這是白嘉憐第一次,嘗到了人血的味道,卻是白嘉音的斷頭之血。

不…不…不!

白嘉憐驚恐萬分地抱著那具無頭屍身,開始失神哀嚎,他的眼睛已經連眼淚都流不出來了,手上,臉上,身體中,全是血液,它們滾動著,沸騰著,在他的體內波濤洶湧翻山倒海,他一拳拳砸在地上,砸到手骨斷裂,他在屬於他的世界裏發出了最為響亮的哀嚎聲,每一處經脈,每一滴鮮血,每一處都在顫抖著發出沖天的暴怒,他的心臟,似乎炸裂了一般。

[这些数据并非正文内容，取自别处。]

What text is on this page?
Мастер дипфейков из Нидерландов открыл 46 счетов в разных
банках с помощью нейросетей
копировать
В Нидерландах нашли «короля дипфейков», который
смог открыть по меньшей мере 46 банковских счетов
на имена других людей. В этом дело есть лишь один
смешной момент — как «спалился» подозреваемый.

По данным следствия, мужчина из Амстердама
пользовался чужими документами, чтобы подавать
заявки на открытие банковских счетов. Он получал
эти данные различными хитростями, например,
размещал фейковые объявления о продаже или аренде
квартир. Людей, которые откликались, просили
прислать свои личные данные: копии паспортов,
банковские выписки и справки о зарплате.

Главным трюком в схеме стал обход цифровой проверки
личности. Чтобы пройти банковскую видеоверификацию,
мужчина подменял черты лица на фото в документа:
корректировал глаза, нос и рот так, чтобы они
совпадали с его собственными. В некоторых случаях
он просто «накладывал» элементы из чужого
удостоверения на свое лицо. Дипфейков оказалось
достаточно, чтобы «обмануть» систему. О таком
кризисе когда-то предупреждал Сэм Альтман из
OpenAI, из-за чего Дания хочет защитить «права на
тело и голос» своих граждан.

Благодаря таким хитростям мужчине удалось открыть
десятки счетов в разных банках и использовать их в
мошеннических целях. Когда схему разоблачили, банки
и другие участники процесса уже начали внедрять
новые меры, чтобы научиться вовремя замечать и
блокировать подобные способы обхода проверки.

一輩子,這一輩子,他從未想過去害人,從未想過去殺人,他真的一件壞事都沒有做過。

可為何,可為何會這樣?

老天爺,女媧大神,各路的神靈們!你們到底還長不長眼?你們到底還長不長眼了啊!

白嘉憐抱著頭,神色異常痛苦,最終發出了一聲長長的哀鳴,他倒在了地上,一雙眼睛卻仍睜開著,絕望地看著這個世界。

終於,白嘉憐死了,如同睡著了一般。

“把他帶走!”摩什喀厲聲道。

“可是,大王,”一個隨從試了試白嘉憐的呼吸,又摸了摸他的脈搏,失神地道:“這個人已經死了,他心悸而亡了。”

“他媽的!”

摩什喀低聲罵道,他板過白嘉憐的臉,果不其然,他已沒有了呼吸,那雙琉璃目中的光彩也在逐漸黯淡,最後消失了,只剩下空洞的絕望,絕望的空洞,他對這個世界,已經毫無留戀了。

初見時,就是這雙琉璃目,將人迷得神魂顛倒,而後的每一日,便是魂牽夢縈。

可如今,這雙眼睛已失去了最後一絲光澤。

“帶走!”摩什喀閉了閉眼,又命令道。

“可是大王,他真的已經死……”那個隨從又說道。

“閉嘴!”摩什喀吼道,他狠狠一甩披風,沈聲道:“死了……我也要”,說罷,他便走了。

“是……”隨從們互看了幾眼,小聲應道,拖走了白嘉憐的屍體。